Case involving voyeuristic teacher leads to clarification of law relating to private vs. ‎public places and provides valuable lesson for employers

On August 27th, 2019 former Ontario school teacher Ryan Jarvis was sentenced to six months in jail and 12 months’ probation after the Supreme Court of Canada (“SCC”) convicted him of voyeurism earlier this year.  Although this is a criminal decision, it is nevertheless instructive for employers as the decision clarified the law relating to private versus public places, in particular an individual’s expectation of privacy. The decision also demonstrates how workplace policies, which clearly outline ‎objectionable conduct, assist employers in setting workplace standards and ‎expectations.‎

Background

Jarvis was a high school English teacher in London, Ontario. In 2011, a colleague reported that Jarvis was secretly recording students with a pen camera. The principal observed Jarvis with his pen and secured the device for police.
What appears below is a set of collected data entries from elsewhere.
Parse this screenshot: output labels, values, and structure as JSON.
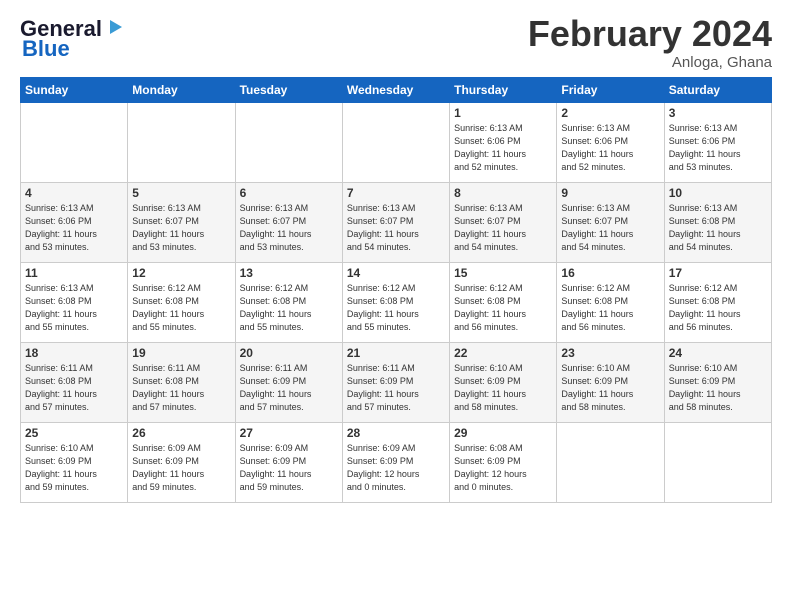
{
  "logo": {
    "line1": "General",
    "line2": "Blue"
  },
  "title": "February 2024",
  "location": "Anloga, Ghana",
  "days_header": [
    "Sunday",
    "Monday",
    "Tuesday",
    "Wednesday",
    "Thursday",
    "Friday",
    "Saturday"
  ],
  "weeks": [
    [
      {
        "num": "",
        "info": ""
      },
      {
        "num": "",
        "info": ""
      },
      {
        "num": "",
        "info": ""
      },
      {
        "num": "",
        "info": ""
      },
      {
        "num": "1",
        "info": "Sunrise: 6:13 AM\nSunset: 6:06 PM\nDaylight: 11 hours\nand 52 minutes."
      },
      {
        "num": "2",
        "info": "Sunrise: 6:13 AM\nSunset: 6:06 PM\nDaylight: 11 hours\nand 52 minutes."
      },
      {
        "num": "3",
        "info": "Sunrise: 6:13 AM\nSunset: 6:06 PM\nDaylight: 11 hours\nand 53 minutes."
      }
    ],
    [
      {
        "num": "4",
        "info": "Sunrise: 6:13 AM\nSunset: 6:06 PM\nDaylight: 11 hours\nand 53 minutes."
      },
      {
        "num": "5",
        "info": "Sunrise: 6:13 AM\nSunset: 6:07 PM\nDaylight: 11 hours\nand 53 minutes."
      },
      {
        "num": "6",
        "info": "Sunrise: 6:13 AM\nSunset: 6:07 PM\nDaylight: 11 hours\nand 53 minutes."
      },
      {
        "num": "7",
        "info": "Sunrise: 6:13 AM\nSunset: 6:07 PM\nDaylight: 11 hours\nand 54 minutes."
      },
      {
        "num": "8",
        "info": "Sunrise: 6:13 AM\nSunset: 6:07 PM\nDaylight: 11 hours\nand 54 minutes."
      },
      {
        "num": "9",
        "info": "Sunrise: 6:13 AM\nSunset: 6:07 PM\nDaylight: 11 hours\nand 54 minutes."
      },
      {
        "num": "10",
        "info": "Sunrise: 6:13 AM\nSunset: 6:08 PM\nDaylight: 11 hours\nand 54 minutes."
      }
    ],
    [
      {
        "num": "11",
        "info": "Sunrise: 6:13 AM\nSunset: 6:08 PM\nDaylight: 11 hours\nand 55 minutes."
      },
      {
        "num": "12",
        "info": "Sunrise: 6:12 AM\nSunset: 6:08 PM\nDaylight: 11 hours\nand 55 minutes."
      },
      {
        "num": "13",
        "info": "Sunrise: 6:12 AM\nSunset: 6:08 PM\nDaylight: 11 hours\nand 55 minutes."
      },
      {
        "num": "14",
        "info": "Sunrise: 6:12 AM\nSunset: 6:08 PM\nDaylight: 11 hours\nand 55 minutes."
      },
      {
        "num": "15",
        "info": "Sunrise: 6:12 AM\nSunset: 6:08 PM\nDaylight: 11 hours\nand 56 minutes."
      },
      {
        "num": "16",
        "info": "Sunrise: 6:12 AM\nSunset: 6:08 PM\nDaylight: 11 hours\nand 56 minutes."
      },
      {
        "num": "17",
        "info": "Sunrise: 6:12 AM\nSunset: 6:08 PM\nDaylight: 11 hours\nand 56 minutes."
      }
    ],
    [
      {
        "num": "18",
        "info": "Sunrise: 6:11 AM\nSunset: 6:08 PM\nDaylight: 11 hours\nand 57 minutes."
      },
      {
        "num": "19",
        "info": "Sunrise: 6:11 AM\nSunset: 6:08 PM\nDaylight: 11 hours\nand 57 minutes."
      },
      {
        "num": "20",
        "info": "Sunrise: 6:11 AM\nSunset: 6:09 PM\nDaylight: 11 hours\nand 57 minutes."
      },
      {
        "num": "21",
        "info": "Sunrise: 6:11 AM\nSunset: 6:09 PM\nDaylight: 11 hours\nand 57 minutes."
      },
      {
        "num": "22",
        "info": "Sunrise: 6:10 AM\nSunset: 6:09 PM\nDaylight: 11 hours\nand 58 minutes."
      },
      {
        "num": "23",
        "info": "Sunrise: 6:10 AM\nSunset: 6:09 PM\nDaylight: 11 hours\nand 58 minutes."
      },
      {
        "num": "24",
        "info": "Sunrise: 6:10 AM\nSunset: 6:09 PM\nDaylight: 11 hours\nand 58 minutes."
      }
    ],
    [
      {
        "num": "25",
        "info": "Sunrise: 6:10 AM\nSunset: 6:09 PM\nDaylight: 11 hours\nand 59 minutes."
      },
      {
        "num": "26",
        "info": "Sunrise: 6:09 AM\nSunset: 6:09 PM\nDaylight: 11 hours\nand 59 minutes."
      },
      {
        "num": "27",
        "info": "Sunrise: 6:09 AM\nSunset: 6:09 PM\nDaylight: 11 hours\nand 59 minutes."
      },
      {
        "num": "28",
        "info": "Sunrise: 6:09 AM\nSunset: 6:09 PM\nDaylight: 12 hours\nand 0 minutes."
      },
      {
        "num": "29",
        "info": "Sunrise: 6:08 AM\nSunset: 6:09 PM\nDaylight: 12 hours\nand 0 minutes."
      },
      {
        "num": "",
        "info": ""
      },
      {
        "num": "",
        "info": ""
      }
    ]
  ]
}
The device contained 35 video files, recorded over a six month period. The videos featured 27 female students between the ages of 14 and 18, engaged in conversations with Jarvis. The students were largely seated in classrooms at the time they were recorded, wearing revealing tops, with the videos recorded at downward angles.

Voyeurism under the Criminal Code

Jarvis was charged with 27 counts of voyeurism. Voyeurism, a comparably new sexual offence under the Criminal Code, required the Crown to establish that:

  1. the visual recordings were made secretly;
  2. the students’ circumstances gave rise to a reasonable expectation of privacy; and
  3. the recording was done for a sexual purpose.
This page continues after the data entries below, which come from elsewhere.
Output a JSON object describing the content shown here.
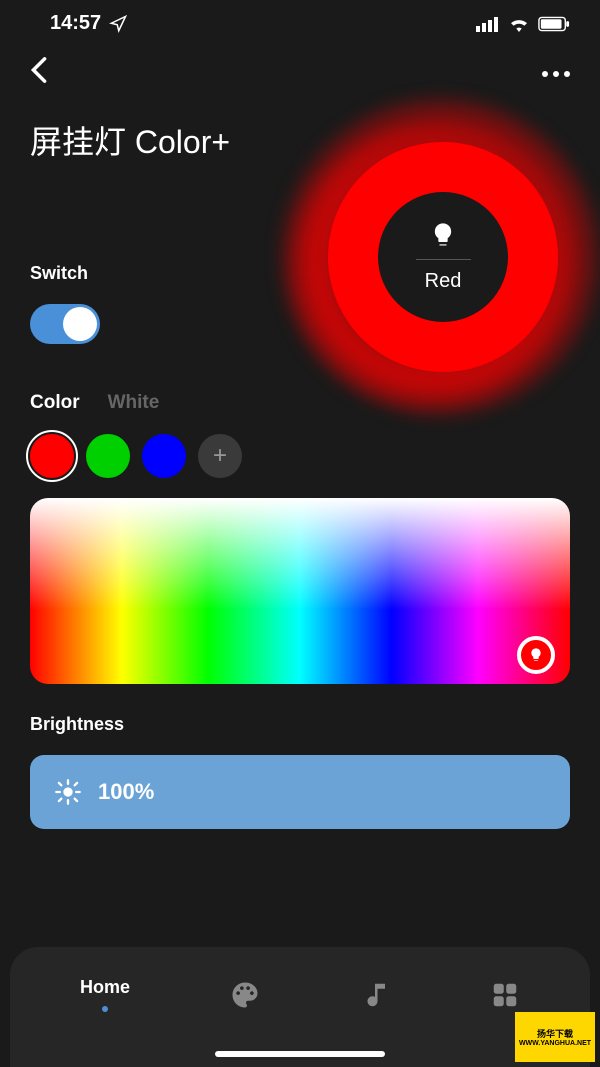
{
  "status_bar": {
    "time": "14:57"
  },
  "device": {
    "title": "屏挂灯 Color+",
    "current_color_name": "Red",
    "current_color_hex": "#ff0000"
  },
  "switch": {
    "label": "Switch",
    "on": true
  },
  "tabs": {
    "color": "Color",
    "white": "White",
    "active": "color"
  },
  "color_presets": [
    {
      "hex": "#ff0000",
      "selected": true
    },
    {
      "hex": "#00d000",
      "selected": false
    },
    {
      "hex": "#0000ff",
      "selected": false
    }
  ],
  "brightness": {
    "label": "Brightness",
    "value": "100%"
  },
  "bottom_nav": {
    "home": "Home"
  },
  "watermark": {
    "line1": "扬华下载",
    "line2": "WWW.YANGHUA.NET"
  }
}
It was not disputed that the recordings were made secretly. However, the Superior Court was not satisfied that Jarvis made the recordings for a sexual purpose, indicating that other inferences could be drawn. Conversely, the Court of Appeal found that the videos were clearly made for a sexual purpose but the students did not have a reasonable expectation of privacy when in common areas of a school.

Supreme Court of Canada

The SCC found that a person does not lose all expectations of privacy simply because they are in a place where they know they can be observed by others or from which they cannot exclude others. Rather, the entire context must be considered to determine if a reasonable expectation of privacy arises, including:

  1. awareness of or consent to the observation or recording;
  2. the subject matter, content, and purpose of the observation or recording;
  3. the relationship between the person observed and the person who did the observing or recording;
  4. any rules, regulations or policies that governed the observation or recording in question; and
  5. the personal attributes of the person who was observed or recorded.

While the students were in school common areas at the time they were video-recorded, they were teenagers, and were recorded by their teacher in breach of the relationship of trust and in breach of school board policy. The videos targeted females, were at close range, and focused particularly on the students’ breasts.

When considering the entire context, the SCC found that there could be no doubt that the students’ circumstances gave rise to a reasonable expectation that they would not be recorded as they were.

Lesson from the school board

This case was the first occasion the SCC had to interpret the offence of voyeurism. In doing so, the SCC clarified the common law in relation to reasonable expectations of privacy.

Given advancements in and ease of access to recording technologies, privacy may be present even outside of normally private locations (for instance homes or bathrooms), as circumstances may give rise to a reasonable expectation of privacy in more public locations such as schools, shopping centres, or workplaces, depending on all of the relevant circumstances. It follows from the SCC decision that privacy is not an “all or nothing” concept — some activities in what would otherwise be considered a public place may constitute a breach of privacy. Also, individuals may have an expectation of privacy with respect to some activities, but not necessarily all activities.

Importantly, in this case the school board had a strict workplace policy that prohibited Jarvis’ conduct and this contributed to the finding that students had an expectation of privacy insofar as they had a reasonable expectation that they would not be photographed in this manner by a teacher. Well-drafted workplace policies prohibiting objectionable conduct may not only assist employers in setting workplace standards and expectations (and thus prevent many problems from arising) but also help to reduce an employer’s risk exposure should wrongful conduct occur in the workplace.